Quarterly Journal of Economics 2021 137(1), 161-213
We experimentally test a theory of risky choice in which the perception of a lottery payoff is noisy due to information processing constraints in the brain. We model perception using the principle of efficient coding, which implies that perception is most accurate for those payoffs that occur most frequently. Across two preregistered laboratory experiments, we manipulate the distribution from which payoffs in the choice set are drawn. In our first experiment, we find that risk taking is more sensitive to payoffs that are presented more frequently. In a follow-up task, we incentivize subjects to classify which of two symbolic numbers is larger. Subjects exhibit higher accuracy and faster response times for numbers they have observed more frequently. In our second experiment, we manipulate the payoff distribution so that efficient coding modulates the strength of valuation biases. As we experimentally increase the frequency of large payoffs, we find that subjects perceive the upside of a risky lottery more accurately and take greater risk. Together, our experimental results suggest that risk taking depends systematically on the payoff distribution to which the decision maker’s perceptual system has recently adapted. More broadly, our findings highlight the importance of imprecise and efficient coding in economic decision making.

The Impact of Salience on Investor Behavior: Evidence from a Natural Experiment

Journal of Finance 2020 75(1), 229-276
ABSTRACT We test whether the display of information causally affects investor behavior in a high‐stakes trading environment. Using investor‐level brokerage data from China and a natural experiment, we estimate the impact of a shock that increased the salience of a stock's purchase price but did not change the investor's information set.

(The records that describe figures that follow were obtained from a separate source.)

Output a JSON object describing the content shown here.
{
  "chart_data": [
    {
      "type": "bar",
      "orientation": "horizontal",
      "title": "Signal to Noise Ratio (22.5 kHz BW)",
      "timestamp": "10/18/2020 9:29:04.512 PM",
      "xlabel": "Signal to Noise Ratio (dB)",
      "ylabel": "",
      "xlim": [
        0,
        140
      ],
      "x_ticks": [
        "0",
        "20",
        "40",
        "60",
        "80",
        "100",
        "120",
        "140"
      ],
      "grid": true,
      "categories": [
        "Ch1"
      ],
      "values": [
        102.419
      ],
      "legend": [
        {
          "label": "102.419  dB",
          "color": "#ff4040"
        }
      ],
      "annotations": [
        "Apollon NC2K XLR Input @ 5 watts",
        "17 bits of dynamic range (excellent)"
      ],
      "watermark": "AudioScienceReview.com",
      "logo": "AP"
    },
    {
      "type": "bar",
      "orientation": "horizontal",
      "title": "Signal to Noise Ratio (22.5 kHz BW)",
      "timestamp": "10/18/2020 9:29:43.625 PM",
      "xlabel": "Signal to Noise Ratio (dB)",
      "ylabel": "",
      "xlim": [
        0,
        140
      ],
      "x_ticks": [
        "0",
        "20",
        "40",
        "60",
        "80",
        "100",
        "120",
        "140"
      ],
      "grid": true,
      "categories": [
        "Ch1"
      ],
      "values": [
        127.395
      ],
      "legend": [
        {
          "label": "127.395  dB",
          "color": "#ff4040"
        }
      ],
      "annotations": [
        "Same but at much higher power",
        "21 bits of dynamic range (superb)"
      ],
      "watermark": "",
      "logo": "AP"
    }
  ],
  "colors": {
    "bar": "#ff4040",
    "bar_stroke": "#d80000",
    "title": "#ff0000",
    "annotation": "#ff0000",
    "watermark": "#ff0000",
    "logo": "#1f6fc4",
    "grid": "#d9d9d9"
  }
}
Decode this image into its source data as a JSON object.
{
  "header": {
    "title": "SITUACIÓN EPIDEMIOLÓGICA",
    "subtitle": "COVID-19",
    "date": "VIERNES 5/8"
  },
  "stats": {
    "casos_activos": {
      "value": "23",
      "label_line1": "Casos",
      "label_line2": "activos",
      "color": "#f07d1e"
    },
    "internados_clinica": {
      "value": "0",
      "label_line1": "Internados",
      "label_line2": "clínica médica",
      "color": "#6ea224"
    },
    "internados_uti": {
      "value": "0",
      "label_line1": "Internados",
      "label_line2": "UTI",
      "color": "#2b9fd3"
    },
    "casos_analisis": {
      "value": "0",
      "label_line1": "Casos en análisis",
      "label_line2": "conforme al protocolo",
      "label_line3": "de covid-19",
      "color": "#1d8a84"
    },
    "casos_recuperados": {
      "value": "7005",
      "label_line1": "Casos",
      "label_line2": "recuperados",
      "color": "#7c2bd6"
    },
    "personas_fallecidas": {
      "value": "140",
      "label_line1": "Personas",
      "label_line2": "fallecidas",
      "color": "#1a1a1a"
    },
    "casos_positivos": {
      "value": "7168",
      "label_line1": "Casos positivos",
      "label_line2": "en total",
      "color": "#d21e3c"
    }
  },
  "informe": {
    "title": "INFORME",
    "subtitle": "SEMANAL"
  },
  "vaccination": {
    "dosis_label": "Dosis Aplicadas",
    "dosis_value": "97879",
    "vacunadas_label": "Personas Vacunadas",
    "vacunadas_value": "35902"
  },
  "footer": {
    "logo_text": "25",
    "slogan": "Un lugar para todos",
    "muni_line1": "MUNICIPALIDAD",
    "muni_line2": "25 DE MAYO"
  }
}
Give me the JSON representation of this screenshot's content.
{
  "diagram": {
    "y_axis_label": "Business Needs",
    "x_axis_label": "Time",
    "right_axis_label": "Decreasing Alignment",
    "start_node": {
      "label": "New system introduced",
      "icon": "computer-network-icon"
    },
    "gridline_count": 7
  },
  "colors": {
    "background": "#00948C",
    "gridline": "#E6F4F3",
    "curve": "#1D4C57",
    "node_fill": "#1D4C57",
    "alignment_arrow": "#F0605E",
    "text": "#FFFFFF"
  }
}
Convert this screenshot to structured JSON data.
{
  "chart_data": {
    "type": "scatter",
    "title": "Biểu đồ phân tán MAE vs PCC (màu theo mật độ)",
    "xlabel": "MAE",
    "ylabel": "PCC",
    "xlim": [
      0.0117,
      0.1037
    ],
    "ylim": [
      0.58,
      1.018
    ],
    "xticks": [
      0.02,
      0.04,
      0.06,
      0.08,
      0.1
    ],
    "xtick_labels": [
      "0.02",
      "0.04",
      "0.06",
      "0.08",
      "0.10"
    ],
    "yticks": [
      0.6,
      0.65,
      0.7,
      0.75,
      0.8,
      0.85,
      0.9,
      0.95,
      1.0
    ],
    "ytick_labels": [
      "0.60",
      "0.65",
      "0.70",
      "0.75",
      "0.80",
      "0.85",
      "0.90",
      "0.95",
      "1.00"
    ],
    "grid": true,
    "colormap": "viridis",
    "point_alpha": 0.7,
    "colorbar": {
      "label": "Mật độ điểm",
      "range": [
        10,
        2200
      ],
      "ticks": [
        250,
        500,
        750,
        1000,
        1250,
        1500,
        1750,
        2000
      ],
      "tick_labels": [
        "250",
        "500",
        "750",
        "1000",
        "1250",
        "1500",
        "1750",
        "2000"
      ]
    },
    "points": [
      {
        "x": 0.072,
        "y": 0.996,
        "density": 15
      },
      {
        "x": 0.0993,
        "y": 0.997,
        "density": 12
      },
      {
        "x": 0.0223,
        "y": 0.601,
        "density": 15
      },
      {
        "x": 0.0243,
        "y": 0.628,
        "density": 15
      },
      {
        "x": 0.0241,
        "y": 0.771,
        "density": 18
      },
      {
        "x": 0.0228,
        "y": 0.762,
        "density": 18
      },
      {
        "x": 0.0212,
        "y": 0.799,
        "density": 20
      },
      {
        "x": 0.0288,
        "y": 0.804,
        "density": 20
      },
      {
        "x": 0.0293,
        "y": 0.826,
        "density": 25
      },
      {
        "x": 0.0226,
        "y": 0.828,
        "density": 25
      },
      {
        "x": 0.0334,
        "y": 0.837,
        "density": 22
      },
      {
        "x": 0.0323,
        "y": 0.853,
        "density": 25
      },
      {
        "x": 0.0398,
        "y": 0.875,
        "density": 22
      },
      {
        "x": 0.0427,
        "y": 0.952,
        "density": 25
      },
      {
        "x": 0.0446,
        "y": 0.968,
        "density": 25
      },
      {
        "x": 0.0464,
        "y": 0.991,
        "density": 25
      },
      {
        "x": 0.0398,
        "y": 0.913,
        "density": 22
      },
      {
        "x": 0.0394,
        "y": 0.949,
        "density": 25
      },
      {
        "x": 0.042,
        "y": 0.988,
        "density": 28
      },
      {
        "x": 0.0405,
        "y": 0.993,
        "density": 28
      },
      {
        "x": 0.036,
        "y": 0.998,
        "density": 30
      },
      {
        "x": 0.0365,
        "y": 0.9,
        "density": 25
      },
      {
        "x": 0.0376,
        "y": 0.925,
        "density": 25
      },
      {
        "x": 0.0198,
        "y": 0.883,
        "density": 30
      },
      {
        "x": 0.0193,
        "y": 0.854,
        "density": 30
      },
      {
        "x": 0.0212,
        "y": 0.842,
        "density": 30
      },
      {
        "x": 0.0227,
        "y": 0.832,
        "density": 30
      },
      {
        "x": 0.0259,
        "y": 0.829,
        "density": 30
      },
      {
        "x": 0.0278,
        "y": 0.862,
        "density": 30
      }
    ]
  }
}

We employ a difference‐in‐differences approach and find that the salience shock causally increased the disposition effect by 17%. We use microdata to document substantial heterogeneity across investors in the treatment effect. A previously documented trading pattern, the “rank effect,” explains heterogeneity in the change in the disposition effect.

Using Neural Data to Test a Theory of Investor Behavior: An Application to Realization Utility

Journal of Finance 2014 69(2), 907-946
We use measures of neural activity provided by functional magnetic resonance imaging (fMRI) to test the "realization utility" theory of investor behavior, which posits that people derive utility directly from the act of realizing gains and losses. Subjects traded stocks in an experimental market while we measured their brain activity. We find that all subjects exhibit a strong disposition effect in their trading, even though it is suboptimal. Consistent with the realization utility explanation for this behavior, we find that activity in the ventromedial prefrontal cortex, an area known to encode the value of options during choices, correlates with the capital gains of potential trades; that the neural measures of realization utility correlate across subjects with their individual tendency to exhibit a disposition effect; and that activity in the ventral striatum, an area known to encode information about changes in the present value of experienced utility, exhibits a positive response when subjects realize capital gains. These results provide support for the realization utility model and, more generally, demonstrate how neural data can be helpful in testing models of investor behavior.